DAML is an effort to build an agent markup language; surely
one of the things agents will need to talk to each other about
is syntax. Perhaps applying the 2001-03 DAML+OIL language
to the problem of syntax description is a stretch; but
what better way to figure out what DAML needs next than
to apply the current spec to the problems at hand and
see what comes up?

> (c) based on a basic misapprehension about the nature of descriptive
> languages, in that part of the very idea of a *syntactic*
> specification is that it describes domains of recursively defined
> finite entities to which results such as the second recursion theorem
> apply, whereas descriptive (assertional) languages like DAML+OIL (and
> RDF and FOL) have an extensional semantics which is (because of
> Goedel incompleteness) inherently unable to fully capture the notion
> of finiteness or recursion.

I'm afraid I'm guilty of this misapprehension. You have
raised this point about the inability of FOPL to express
finiteness/recursion a number of times now, and I have
attempted to research it to the point where I understand,
but I'm not there yet.

If the 2001-03 DAML+OIL thingy can't express finiteness
nor recursion, I'm interested in figuring out what
we could layer on top to give DAML the ability to express it.

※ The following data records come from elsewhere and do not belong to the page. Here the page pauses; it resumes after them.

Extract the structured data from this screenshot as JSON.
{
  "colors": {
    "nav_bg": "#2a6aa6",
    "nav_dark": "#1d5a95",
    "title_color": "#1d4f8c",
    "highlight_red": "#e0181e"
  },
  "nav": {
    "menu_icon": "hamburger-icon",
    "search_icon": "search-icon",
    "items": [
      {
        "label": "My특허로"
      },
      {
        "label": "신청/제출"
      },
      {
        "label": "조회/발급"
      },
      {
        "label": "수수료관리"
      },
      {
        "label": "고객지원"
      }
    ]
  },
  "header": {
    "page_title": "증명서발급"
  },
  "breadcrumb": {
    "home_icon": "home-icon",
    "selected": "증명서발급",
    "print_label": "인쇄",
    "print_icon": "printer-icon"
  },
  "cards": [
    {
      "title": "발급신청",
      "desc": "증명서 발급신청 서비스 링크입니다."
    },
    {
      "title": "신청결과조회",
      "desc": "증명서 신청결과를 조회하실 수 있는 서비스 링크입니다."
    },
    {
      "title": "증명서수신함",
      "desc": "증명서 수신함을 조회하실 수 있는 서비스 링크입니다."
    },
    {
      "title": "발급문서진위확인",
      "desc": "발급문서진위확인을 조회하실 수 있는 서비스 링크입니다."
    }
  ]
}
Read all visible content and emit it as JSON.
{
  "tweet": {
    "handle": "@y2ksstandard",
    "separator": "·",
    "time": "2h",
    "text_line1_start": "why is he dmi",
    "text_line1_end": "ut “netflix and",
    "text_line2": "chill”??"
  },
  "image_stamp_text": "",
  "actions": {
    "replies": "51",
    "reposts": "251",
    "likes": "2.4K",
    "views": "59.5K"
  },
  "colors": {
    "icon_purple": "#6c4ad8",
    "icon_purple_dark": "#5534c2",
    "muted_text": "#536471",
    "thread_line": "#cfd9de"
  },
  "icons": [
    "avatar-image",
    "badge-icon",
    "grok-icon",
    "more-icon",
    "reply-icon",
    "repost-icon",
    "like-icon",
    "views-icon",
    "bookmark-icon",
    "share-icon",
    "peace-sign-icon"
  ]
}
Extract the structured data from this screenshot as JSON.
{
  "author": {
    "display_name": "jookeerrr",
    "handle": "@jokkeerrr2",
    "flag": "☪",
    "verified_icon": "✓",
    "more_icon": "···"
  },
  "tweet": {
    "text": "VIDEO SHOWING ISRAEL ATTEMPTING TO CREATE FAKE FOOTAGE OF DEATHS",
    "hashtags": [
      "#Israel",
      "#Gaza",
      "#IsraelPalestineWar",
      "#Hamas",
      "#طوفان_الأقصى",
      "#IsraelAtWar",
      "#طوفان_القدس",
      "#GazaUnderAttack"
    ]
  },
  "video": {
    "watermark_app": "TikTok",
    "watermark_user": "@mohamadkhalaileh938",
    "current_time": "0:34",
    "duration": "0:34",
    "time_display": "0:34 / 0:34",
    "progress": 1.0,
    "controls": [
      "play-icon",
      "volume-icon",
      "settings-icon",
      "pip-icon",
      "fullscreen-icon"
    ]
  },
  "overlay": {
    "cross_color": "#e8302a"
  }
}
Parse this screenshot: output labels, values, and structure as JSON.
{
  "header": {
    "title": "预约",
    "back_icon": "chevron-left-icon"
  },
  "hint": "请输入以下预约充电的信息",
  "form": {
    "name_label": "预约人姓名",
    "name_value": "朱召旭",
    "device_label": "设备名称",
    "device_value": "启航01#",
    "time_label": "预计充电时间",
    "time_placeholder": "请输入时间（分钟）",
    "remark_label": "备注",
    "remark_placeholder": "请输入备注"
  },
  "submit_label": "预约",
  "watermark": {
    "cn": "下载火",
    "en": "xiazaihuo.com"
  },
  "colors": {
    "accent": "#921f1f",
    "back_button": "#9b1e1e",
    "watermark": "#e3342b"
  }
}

> >We chuckled on the phone about what an obscure mechanism it is
> >for communication in the group...
> >but I hope each of us has at his/her disposal some tools
> >that render DAML+OIL intelligible to us in some familiar
> >notation/interface.
> I'm afraid I do not have access to any that I know how to use.  I
> wish there was one, indeed. Do you know of any?

As I said in a subsequent message, I find rendering DAML
as RDF/n3 helps me understand it; there's an online
conversion service...

	(it converts in both directions)

I've implemented the basics of reading/writing RDF
in KIF syntax in a way that could be integrated into this
online service, if you're interested; (the source
is also available, and I could perhaps help you
install it; I think there are some issues with
the python XML tools and the mac platform, though).

As Danbri pointed out in his follow-up

  The FRODO RDFSViz Tool

is available...
but I'm not sure it pays attention to RDF vocabularies
other than RDFS, so I'm not sure how applicable to
DAML it is.

I think protoge, oiled, etc. are also available,
though I don't have first-hand experience with them.